Impact on Supercomputers

Cosmic rays have caused crashes of supercomputers, especially at higher elevations [00:14:14]. Los Alamos National Labs, located 2200 meters above sea level, frequently deals with neutron-induced supercomputer crashes [00:14:21]. To mitigate this, their software auto-saves frequently, and neutron detectors have been installed throughout the facility [00:14:30].

Impact on Avionics

At cruising altitude in a plane, the radiation from cosmic rays increases significantly:

  • 0.5 microsieverts per hour at 18,000 feet [00:14:45]
  • 1 microsievert per hour at 23,000 feet [00:14:48]
  • Over 2 microsieverts per hour at 33,000 feet [00:14:51]
  • Over 3 microsieverts per hour at even higher altitudes and towards the poles [00:14:54]

This increases the chance of a single event upset by 10 to 30 times at cruising altitude [00:15:00].

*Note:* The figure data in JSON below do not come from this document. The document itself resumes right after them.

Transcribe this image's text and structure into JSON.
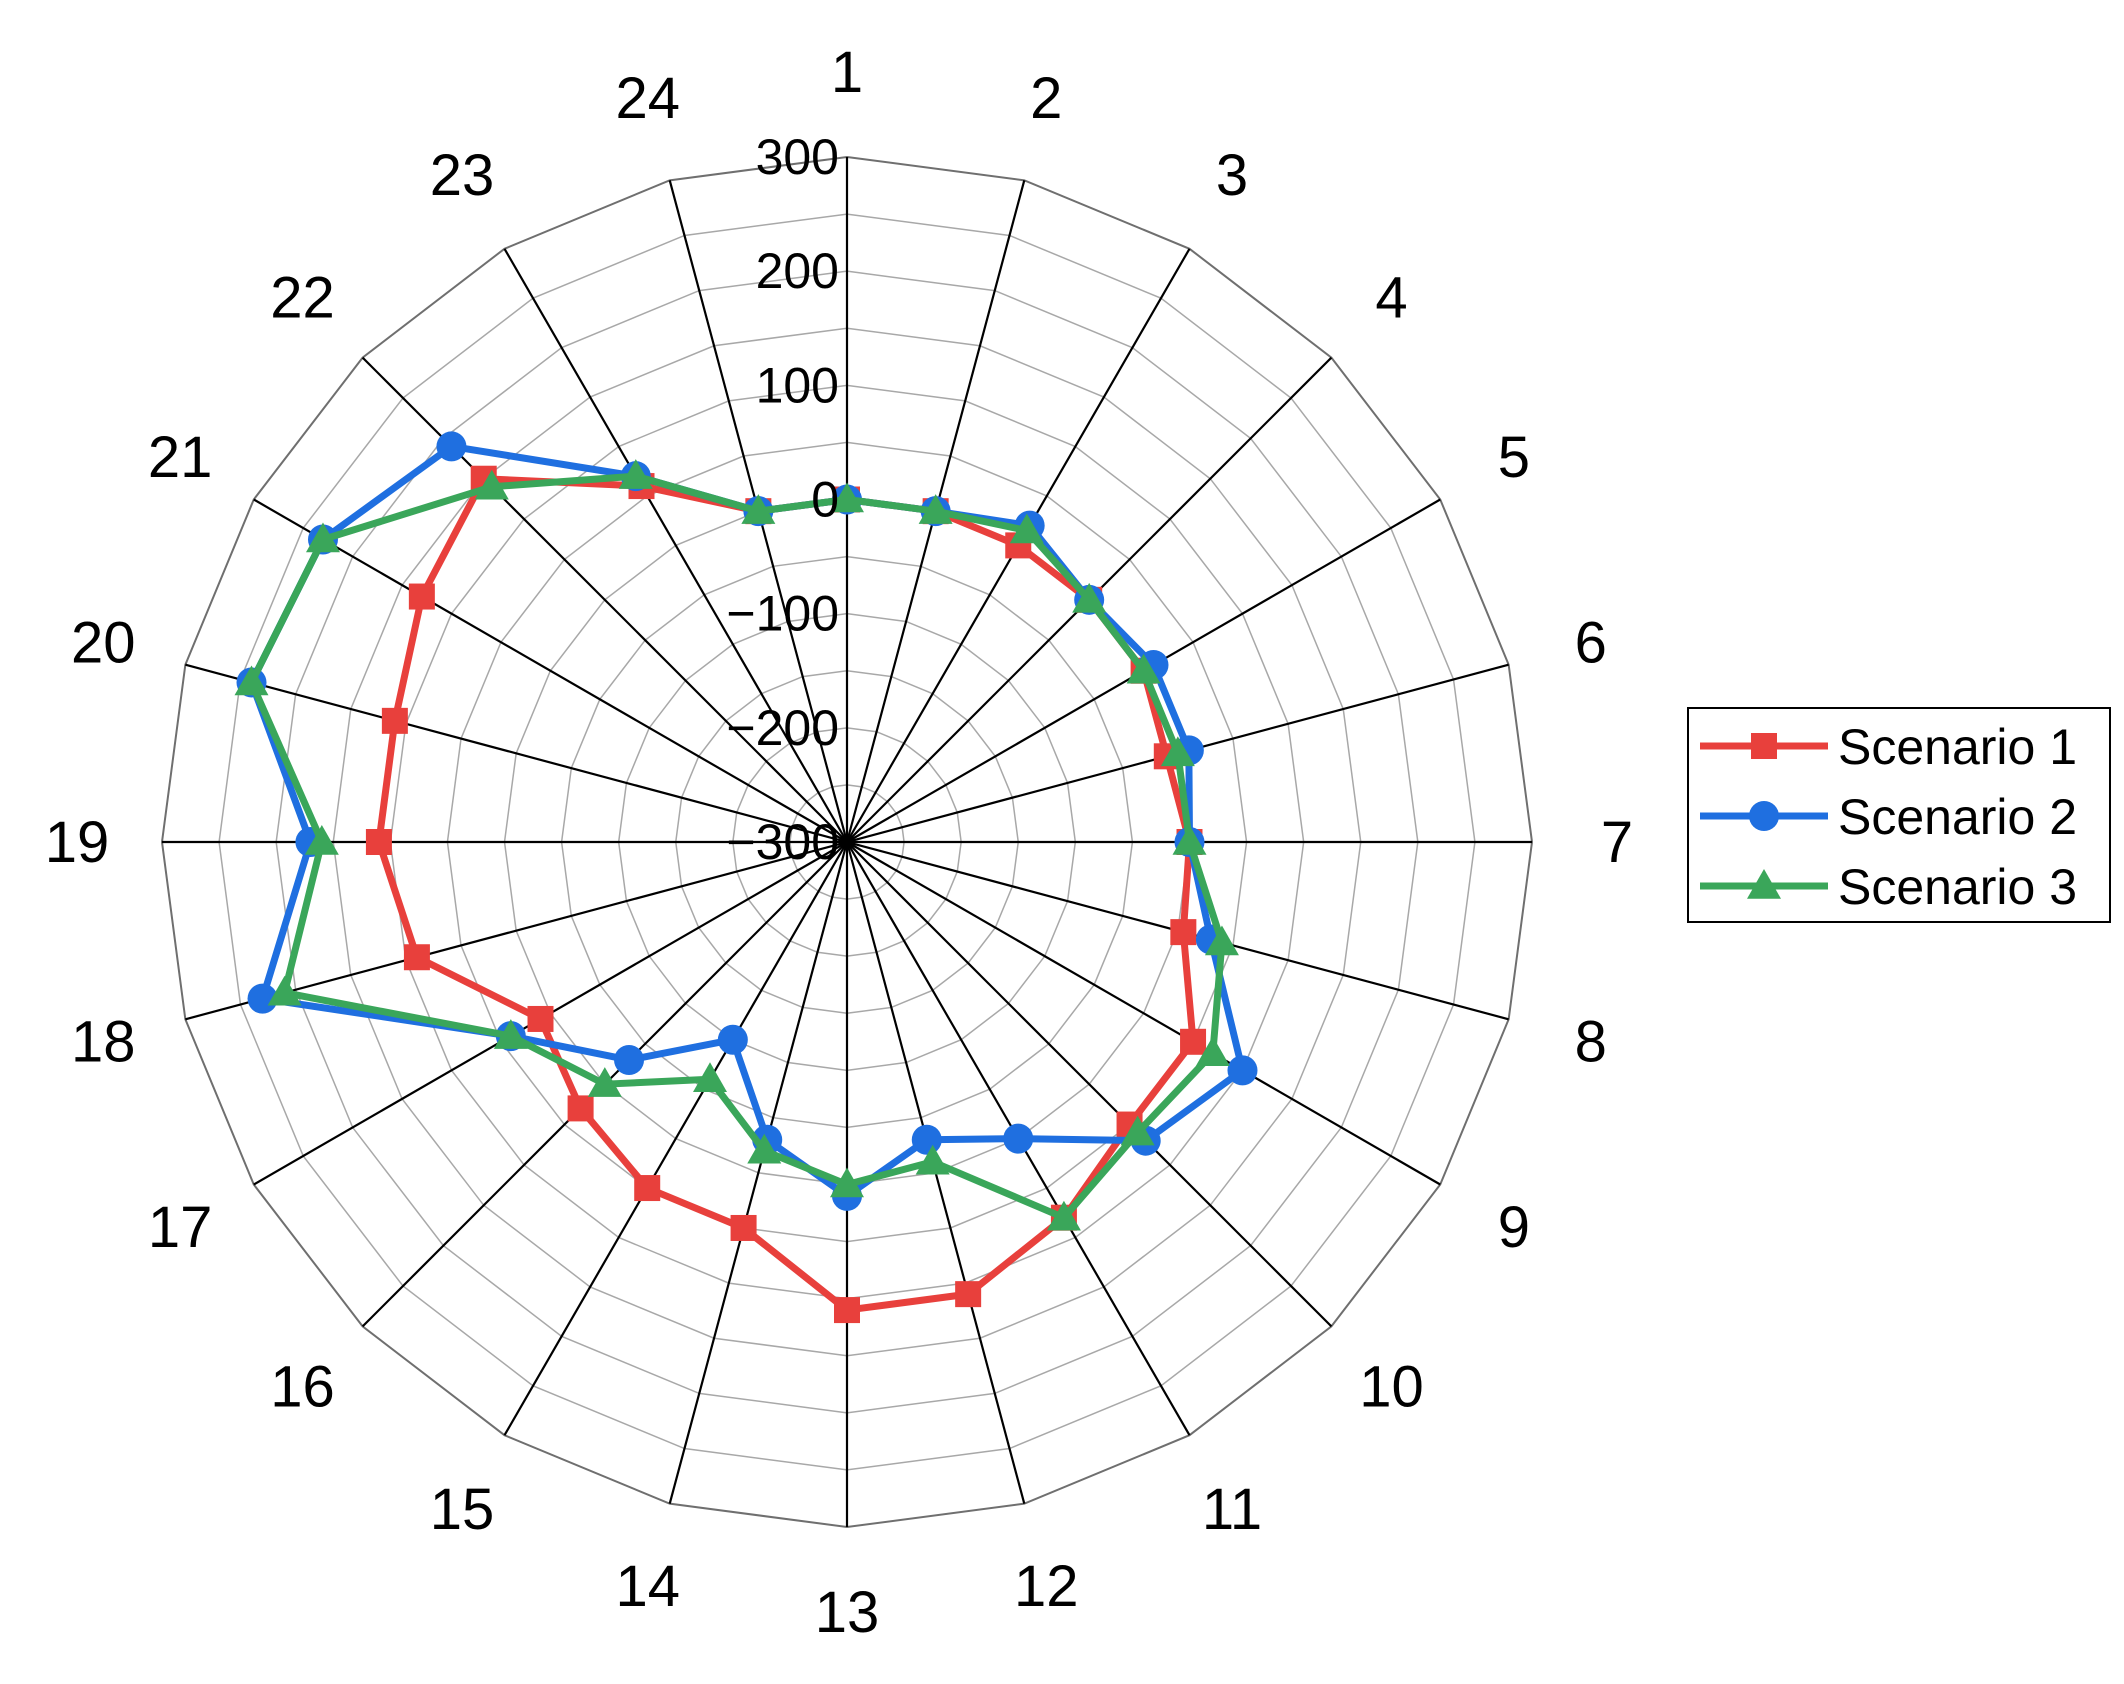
{
  "chart_data": {
    "type": "radar",
    "title": "",
    "categories": [
      "1",
      "2",
      "3",
      "4",
      "5",
      "6",
      "7",
      "8",
      "9",
      "10",
      "11",
      "12",
      "13",
      "14",
      "15",
      "16",
      "17",
      "18",
      "19",
      "20",
      "21",
      "22",
      "23",
      "24"
    ],
    "radial_axis": {
      "min": -300,
      "max": 300,
      "step": 100,
      "tick_labels": [
        "−300",
        "−200",
        "−100",
        "0",
        "100",
        "200",
        "300"
      ]
    },
    "grid": true,
    "legend_position": "right",
    "series": [
      {
        "name": "Scenario 1",
        "color": "#e8403c",
        "marker": "square",
        "values": [
          0,
          0,
          0,
          0,
          0,
          -10,
          0,
          5,
          50,
          50,
          80,
          110,
          110,
          50,
          50,
          30,
          10,
          90,
          110,
          110,
          130,
          150,
          60,
          0
        ]
      },
      {
        "name": "Scenario 2",
        "color": "#1f6fe0",
        "marker": "circle",
        "values": [
          0,
          0,
          20,
          0,
          10,
          10,
          0,
          30,
          100,
          70,
          0,
          -30,
          10,
          -30,
          -100,
          -30,
          40,
          230,
          170,
          240,
          230,
          190,
          70,
          0
        ]
      },
      {
        "name": "Scenario 3",
        "color": "#3aa65a",
        "marker": "triangle",
        "values": [
          0,
          0,
          15,
          0,
          0,
          0,
          0,
          40,
          70,
          60,
          80,
          -10,
          0,
          -20,
          -60,
          0,
          40,
          210,
          160,
          240,
          230,
          140,
          70,
          0
        ]
      }
    ]
  }
}
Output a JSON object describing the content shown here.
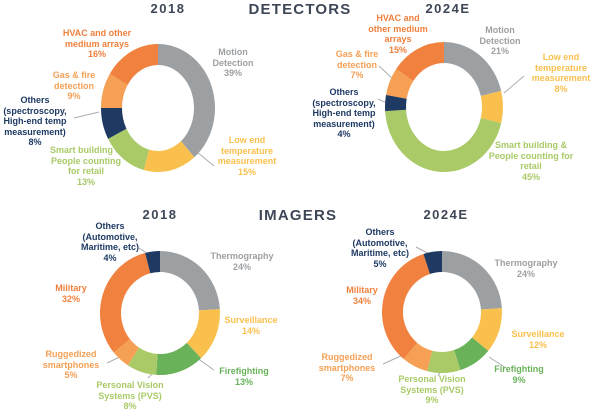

On October 7, 2008, an Airbus A330 flying from Singapore to Perth suddenly pitched down, diving 200 meters in 20 seconds [00:15:12]. 119 people were injured [00:15:48]. The fault was traced to the first Air Data Inertial Reference Unit (ADIRU), which supplies critical flight data [00:15:57]. A bit flip in the first eight bits of a 32-bit binary word meant altitude information was mislabeled as angle of attack information [00:16:16]. The plane then sharply nosed down to correct what it thought was a stall [00:16:41]. While other possibilities were ruled out, investigators concluded that a single event effect from a high-energy atmospheric particle striking an integrated circuit was a potential triggering event [00:17:05]. The Airbus A330 was built in 1992, before specific regulatory requirements for airborne systems to be resilient to single event effects [00:17:24].

Mitigation in Space and Aerospace

For critical aerospace and space technology, radiation hardening is employed to protect electronics:

  • Space Shuttle: Redundancy was built into the space shuttle’s navigation and control systems, with four computers simultaneously running identical software [00:17:34]. If one computer had a soft error, the other three would overrule it [00:17:44]. On one five-day mission (STS 48), 161 separate bit flips were tracked [00:17:53].
  • Mars Rovers: The computer on the Perseverance Rover, launched in 2001, is a 20-year-old PowerPC with 256 megabytes of RAM and two gigabytes of flash storage [00:19:27]. It is radiation hardened, meaning its design, materials, circuits, and software are built to withstand 40 times the radiation of an ordinary computer [00:19:41]. This technology has been used on over a dozen space missions since 2005 [00:19:52].
  • Testing: Engineers test radiation-hardened processors by exposing them to particle beams on Earth and observing “blue screens of death” to understand failure modes and prevent them in space, where an unrecoverable crash would mean mission loss [00:19:57].

The sun’s 11-year activity cycle creates a protective bubble (the heliosphere) that helps deflect and slow cosmic rays from interstellar space, but this protection fluctuates, with lower cosmic ray flux on Earth when the sun is active [00:20:52].